Quick Breakdown
- Bitcoin’s value versus gold has fallen close to decade-low levels, reviving doubts about its store-of-value role.
- Gold and silver are attracting capital amid geopolitical and monetary uncertainty.
- Fed caution and falling futures interest continue to pressure Bitcoin’s price momentum.
Bitcoin’s performance relative to gold has fallen back to levels last seen nearly a decade ago, reopening long-running questions about the cryptocurrency’s reliability as a long-term store of value.
Economist and crypto skeptic Peter Schiff said Bitcoin is now valued at roughly 15.5 ounces of gold, representing a 57% decline from its 2021 peak when measured against the precious metal. The ratio is only slightly higher than Bitcoin’s 2017 level, despite years of institutional adoption and Wall Street engagement.
Bitcoin is now worth just 15.5 ounces of gold, down 57% from its 2021 high and just 10% above its 2017 high. Despite all the hype and support from Wall Street and the Trump administration, most people who now own Bitcoin would have been better off buying gold or silver instead.
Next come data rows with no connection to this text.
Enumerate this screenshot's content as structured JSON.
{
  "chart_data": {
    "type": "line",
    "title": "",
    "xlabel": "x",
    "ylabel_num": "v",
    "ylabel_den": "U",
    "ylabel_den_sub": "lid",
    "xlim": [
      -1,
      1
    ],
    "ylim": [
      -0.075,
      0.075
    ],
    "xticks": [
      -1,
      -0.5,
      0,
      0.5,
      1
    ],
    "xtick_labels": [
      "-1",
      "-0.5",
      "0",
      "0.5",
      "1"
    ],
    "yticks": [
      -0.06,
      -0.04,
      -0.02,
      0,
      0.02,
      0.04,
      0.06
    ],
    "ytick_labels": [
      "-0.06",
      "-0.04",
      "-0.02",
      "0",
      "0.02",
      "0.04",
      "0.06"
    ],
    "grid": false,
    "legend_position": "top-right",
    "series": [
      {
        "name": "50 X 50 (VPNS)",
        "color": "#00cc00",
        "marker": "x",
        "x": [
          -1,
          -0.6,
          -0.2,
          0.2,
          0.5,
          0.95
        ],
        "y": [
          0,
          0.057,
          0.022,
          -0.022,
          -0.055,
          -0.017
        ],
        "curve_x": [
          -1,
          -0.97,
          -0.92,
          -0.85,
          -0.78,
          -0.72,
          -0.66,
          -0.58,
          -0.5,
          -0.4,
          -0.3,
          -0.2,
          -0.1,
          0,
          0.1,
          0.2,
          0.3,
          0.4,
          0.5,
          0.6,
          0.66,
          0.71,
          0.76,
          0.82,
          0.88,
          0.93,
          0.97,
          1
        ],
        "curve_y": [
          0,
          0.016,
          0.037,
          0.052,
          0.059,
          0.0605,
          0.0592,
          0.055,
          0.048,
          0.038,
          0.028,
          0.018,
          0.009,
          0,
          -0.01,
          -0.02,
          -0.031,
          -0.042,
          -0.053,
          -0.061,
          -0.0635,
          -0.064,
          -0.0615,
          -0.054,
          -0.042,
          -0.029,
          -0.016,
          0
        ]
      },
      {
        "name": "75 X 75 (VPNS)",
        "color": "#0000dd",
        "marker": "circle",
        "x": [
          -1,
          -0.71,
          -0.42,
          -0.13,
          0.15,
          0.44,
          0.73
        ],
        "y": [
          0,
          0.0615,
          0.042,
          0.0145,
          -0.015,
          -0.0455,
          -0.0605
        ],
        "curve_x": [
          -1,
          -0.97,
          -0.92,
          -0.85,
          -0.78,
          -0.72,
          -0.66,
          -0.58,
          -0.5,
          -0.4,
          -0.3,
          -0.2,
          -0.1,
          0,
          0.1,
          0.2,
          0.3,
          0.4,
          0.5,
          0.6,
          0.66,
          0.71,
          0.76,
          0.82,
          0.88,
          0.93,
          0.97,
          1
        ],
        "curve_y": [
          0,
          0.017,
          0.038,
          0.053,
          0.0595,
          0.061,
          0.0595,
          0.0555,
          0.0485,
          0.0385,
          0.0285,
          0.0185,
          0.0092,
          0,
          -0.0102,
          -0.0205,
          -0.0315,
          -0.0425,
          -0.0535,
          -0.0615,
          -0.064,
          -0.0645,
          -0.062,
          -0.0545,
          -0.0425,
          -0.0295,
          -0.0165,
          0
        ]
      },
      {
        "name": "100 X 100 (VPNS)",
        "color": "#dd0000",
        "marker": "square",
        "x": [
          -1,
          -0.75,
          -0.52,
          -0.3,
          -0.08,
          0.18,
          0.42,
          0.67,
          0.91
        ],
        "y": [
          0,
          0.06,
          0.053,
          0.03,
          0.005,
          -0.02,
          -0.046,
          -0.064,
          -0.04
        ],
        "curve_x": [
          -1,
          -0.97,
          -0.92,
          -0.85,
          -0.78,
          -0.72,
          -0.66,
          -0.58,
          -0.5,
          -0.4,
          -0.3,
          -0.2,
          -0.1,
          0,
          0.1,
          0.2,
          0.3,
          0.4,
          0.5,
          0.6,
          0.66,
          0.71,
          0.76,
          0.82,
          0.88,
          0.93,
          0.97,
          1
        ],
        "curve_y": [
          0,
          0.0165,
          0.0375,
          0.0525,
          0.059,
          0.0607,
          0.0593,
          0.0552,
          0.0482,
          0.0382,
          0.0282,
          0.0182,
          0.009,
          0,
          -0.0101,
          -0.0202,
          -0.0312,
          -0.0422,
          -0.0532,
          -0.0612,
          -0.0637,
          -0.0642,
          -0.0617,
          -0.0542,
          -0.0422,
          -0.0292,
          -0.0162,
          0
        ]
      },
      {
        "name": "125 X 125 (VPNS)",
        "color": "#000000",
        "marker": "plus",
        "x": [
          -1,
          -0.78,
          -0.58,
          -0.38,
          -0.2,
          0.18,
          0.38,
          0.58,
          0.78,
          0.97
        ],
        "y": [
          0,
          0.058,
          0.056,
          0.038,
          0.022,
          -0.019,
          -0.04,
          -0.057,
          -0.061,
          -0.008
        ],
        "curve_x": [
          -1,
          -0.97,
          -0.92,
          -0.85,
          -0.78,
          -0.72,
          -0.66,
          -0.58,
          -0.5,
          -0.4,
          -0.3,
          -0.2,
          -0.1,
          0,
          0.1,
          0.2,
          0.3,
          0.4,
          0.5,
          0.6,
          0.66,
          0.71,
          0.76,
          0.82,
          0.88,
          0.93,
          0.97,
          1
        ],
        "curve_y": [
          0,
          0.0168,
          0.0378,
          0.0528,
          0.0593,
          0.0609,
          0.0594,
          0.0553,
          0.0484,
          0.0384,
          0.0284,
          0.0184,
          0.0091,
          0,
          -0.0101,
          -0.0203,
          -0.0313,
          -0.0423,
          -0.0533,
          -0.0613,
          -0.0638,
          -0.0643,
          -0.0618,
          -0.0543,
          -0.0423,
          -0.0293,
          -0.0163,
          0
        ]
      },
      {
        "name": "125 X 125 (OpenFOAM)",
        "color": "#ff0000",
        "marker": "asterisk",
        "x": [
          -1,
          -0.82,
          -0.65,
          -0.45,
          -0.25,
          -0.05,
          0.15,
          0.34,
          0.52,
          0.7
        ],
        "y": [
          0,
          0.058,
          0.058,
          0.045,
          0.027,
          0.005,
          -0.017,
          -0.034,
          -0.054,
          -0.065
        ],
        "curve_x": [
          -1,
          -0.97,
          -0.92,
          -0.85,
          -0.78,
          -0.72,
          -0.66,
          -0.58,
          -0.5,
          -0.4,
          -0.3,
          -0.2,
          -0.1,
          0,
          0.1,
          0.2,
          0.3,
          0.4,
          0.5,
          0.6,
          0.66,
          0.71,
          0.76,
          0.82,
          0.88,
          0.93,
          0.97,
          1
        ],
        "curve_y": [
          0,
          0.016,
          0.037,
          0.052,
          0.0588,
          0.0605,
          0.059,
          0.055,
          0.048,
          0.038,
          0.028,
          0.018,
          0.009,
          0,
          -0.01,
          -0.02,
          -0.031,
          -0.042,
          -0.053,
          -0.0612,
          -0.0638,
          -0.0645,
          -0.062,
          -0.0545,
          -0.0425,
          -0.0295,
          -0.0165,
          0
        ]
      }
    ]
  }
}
— Peter Schiff (@PeterSchiff) January 29, 2026
In a post on X, Schiff argued that Bitcoin has failed to deliver superior protection compared with traditional safe-haven assets, claiming most current holders would have seen better returns in gold or silver.
Gold’s rally challenges Bitcoin’s safe-haven narrative
Schiff’s remarks come as gold and silver continue to attract investor inflows, driven by geopolitical instability and uncertainty over interest rate policy. Precious metals have surged while Bitcoin has struggled to regain sustained upside following recent pullbacks.
“Most people who now own Bitcoin would have been better off buying gold or silver,”
Schiff wrote, reinforcing his long-held view that digital assets remain inferior to tangible stores of value.
Meanwhile, Bitwise Chief Investment Officer Matt Hougan said gold’s move above $5,000 per ounce reflects more than short-term fear. He noted that nearly half of gold’s dollar-based value has been created in the past 20 months, pointing to the long-term effects of debt growth, currency debasement, and expansive monetary policy.
Hougan also highlighted growing investor demand for assets that operate outside direct government control, a trend that could still benefit crypto over time despite near-term headwinds.
Bitcoin pressured by Fed stance and geopolitical tensions
Bitcoin has slipped back below $89,000, weighed down by tighter financial conditions and rising geopolitical risks that have dampened appetite for speculative assets.
In its Charting Crypto Q1 2026 report, Coinbase revealed that 71% of institutional investors and 60% of independent investors surveyed view Bitcoin as undervalued when trading between $85,000 and $95,000.
With Federal Reserve Chair Jerome Powell signalling no urgency to cut rates and geopolitical uncertainty persisting, analysts say Bitcoin is likely to remain a higher-risk trade until monetary policy eases or global tensions subside.